The promise is to extend to CEGEPs the restrictio­ns in Bill 101 on admission to publicly funded Englishlan­guage primary and elementary schools. It’s the best-known measure in the proposed “new Bill 101” that the Parti Québécois promised during the recent election campaign.

Anti-English hawks in and around the PQ have been pushing the “CEGEPs 101” proposal for years. Marois herself held out against it for a long time after she became PQ leader in 2007, until she finally came around two years ago.

Her change of heart probably had more to do with the PQ’s internal politics than with any sincere belief in CEGEPs 101 as the solution to a real problem.

For one thing, it defies common sense that if 12 years of compulsory attendance of French school, from kindergart­en through Grade 11, fail to assimilate children into the French-speaking community, two more years of college attendance — which of course is voluntary — will do the trick.
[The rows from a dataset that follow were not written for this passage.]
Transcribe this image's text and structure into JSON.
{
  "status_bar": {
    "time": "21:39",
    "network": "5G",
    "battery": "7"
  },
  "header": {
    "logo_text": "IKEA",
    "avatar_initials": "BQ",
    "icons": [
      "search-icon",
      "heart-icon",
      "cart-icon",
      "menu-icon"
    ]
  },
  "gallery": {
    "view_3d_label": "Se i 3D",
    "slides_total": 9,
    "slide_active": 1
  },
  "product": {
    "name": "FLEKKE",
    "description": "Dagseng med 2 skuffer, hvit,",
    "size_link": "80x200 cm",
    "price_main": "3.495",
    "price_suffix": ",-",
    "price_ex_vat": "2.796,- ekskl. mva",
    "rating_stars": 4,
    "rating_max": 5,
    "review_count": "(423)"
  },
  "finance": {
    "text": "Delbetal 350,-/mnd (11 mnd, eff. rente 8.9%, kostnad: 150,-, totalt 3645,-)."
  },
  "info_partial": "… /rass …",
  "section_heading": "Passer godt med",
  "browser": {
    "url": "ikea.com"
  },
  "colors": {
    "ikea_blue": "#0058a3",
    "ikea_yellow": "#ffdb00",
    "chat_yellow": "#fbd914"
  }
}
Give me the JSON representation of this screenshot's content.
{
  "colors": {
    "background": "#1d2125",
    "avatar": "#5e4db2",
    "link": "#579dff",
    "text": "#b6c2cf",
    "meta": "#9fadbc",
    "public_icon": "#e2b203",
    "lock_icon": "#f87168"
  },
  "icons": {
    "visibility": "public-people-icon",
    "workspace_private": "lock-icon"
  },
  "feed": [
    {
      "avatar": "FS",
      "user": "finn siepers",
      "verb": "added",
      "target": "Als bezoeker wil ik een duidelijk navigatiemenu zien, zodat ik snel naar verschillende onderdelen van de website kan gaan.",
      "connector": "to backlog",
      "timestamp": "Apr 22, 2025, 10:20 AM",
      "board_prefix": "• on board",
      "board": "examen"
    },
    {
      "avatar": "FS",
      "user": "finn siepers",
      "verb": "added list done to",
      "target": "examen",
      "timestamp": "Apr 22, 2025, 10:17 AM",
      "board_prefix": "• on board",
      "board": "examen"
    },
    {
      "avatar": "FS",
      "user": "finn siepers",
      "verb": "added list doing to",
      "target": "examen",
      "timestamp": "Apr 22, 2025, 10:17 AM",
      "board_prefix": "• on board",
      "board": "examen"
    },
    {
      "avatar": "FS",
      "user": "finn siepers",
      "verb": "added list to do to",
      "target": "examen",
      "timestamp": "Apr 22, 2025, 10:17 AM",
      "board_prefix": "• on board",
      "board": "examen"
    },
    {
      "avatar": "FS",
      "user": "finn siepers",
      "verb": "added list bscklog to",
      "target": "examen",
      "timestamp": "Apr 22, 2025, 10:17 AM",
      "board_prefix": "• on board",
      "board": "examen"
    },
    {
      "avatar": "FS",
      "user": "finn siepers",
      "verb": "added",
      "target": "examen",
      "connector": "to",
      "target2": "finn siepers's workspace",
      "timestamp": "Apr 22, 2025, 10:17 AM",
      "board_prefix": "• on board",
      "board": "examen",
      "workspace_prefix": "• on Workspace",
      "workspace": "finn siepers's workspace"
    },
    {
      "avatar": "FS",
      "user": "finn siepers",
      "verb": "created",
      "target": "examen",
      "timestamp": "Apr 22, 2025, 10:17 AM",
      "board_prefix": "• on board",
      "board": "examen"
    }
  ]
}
For another thing, researcher­s have found that attending an English CEGEP is not what causes non-anglophone­s to assimilate into the English community. If they do join the English community, it’s because of influences that existed before they chose to attend an English college. That is, their choice is more of an effect than a cause.

And for a third thing, CEGEPs 101 is a solution to a non-existent problem.

Statistics provided to The Gazette this week by the Fédération des CEGEPs show that almost all francophon­e students and an increasing majority of allophones — those with mother tongues other than French or English — attend French colleges.

The proportion of franco- phone students in French CEGEPs is holding steady at about 95 per cent. And the proportion of allophone students attending French colleges had increased to 61 per cent in 2010 from 44 per cent in 1997.

The Quebec government’s advisory council on the French language came out against the CEGEPs 101 proposal last year. And even the French colleges aren’t in favour of it; the federation says its members are unanimousl­y against the proposal. One reason is that it would be hard for French CEGEPs in the Montreal area to handle a transfer of up to 13,000 additional students.

College students, many of them of voting age, aren’t in favour of CEGEPs 101 either. Last year, after the proposal was adopted at a PQ policy convention, it failed to gain the support of a majority of students represente­d at a meeting of the Fédération étudiante collégiale du Québec.

After the federation’s president, Léo BureauBlou­in, became a PQ candidate, he conceded to Le Devoir that it’s “a debate that divides people a lot,” and that “if we form the next government, we’ll have a lot of work to do on that.” (He was elected Sept. 4.)

The PQ now finds itself facing a majority in the National Assembly formed by the official-opposition Liberals and the Coalition Avenir Québec, both of which oppose CEGEPs 101.

Marois accepted the proposal to appease her party in the absence of a commitment on her part to a deadline for another sovereignt­y referendum, and to preserve her leadership.

But even during the recent election campaign, she said that while a PQ government would introduce its “new Bill 101” in its first 100 days in office, it wouldn’t actually adopt the CEGEPs measure “for a few years.”

Now, with a minority government, she has an excuse to submit CEGEPs 101 to consultati­ve hearings, where overwhelmi­ng opposition might kill it.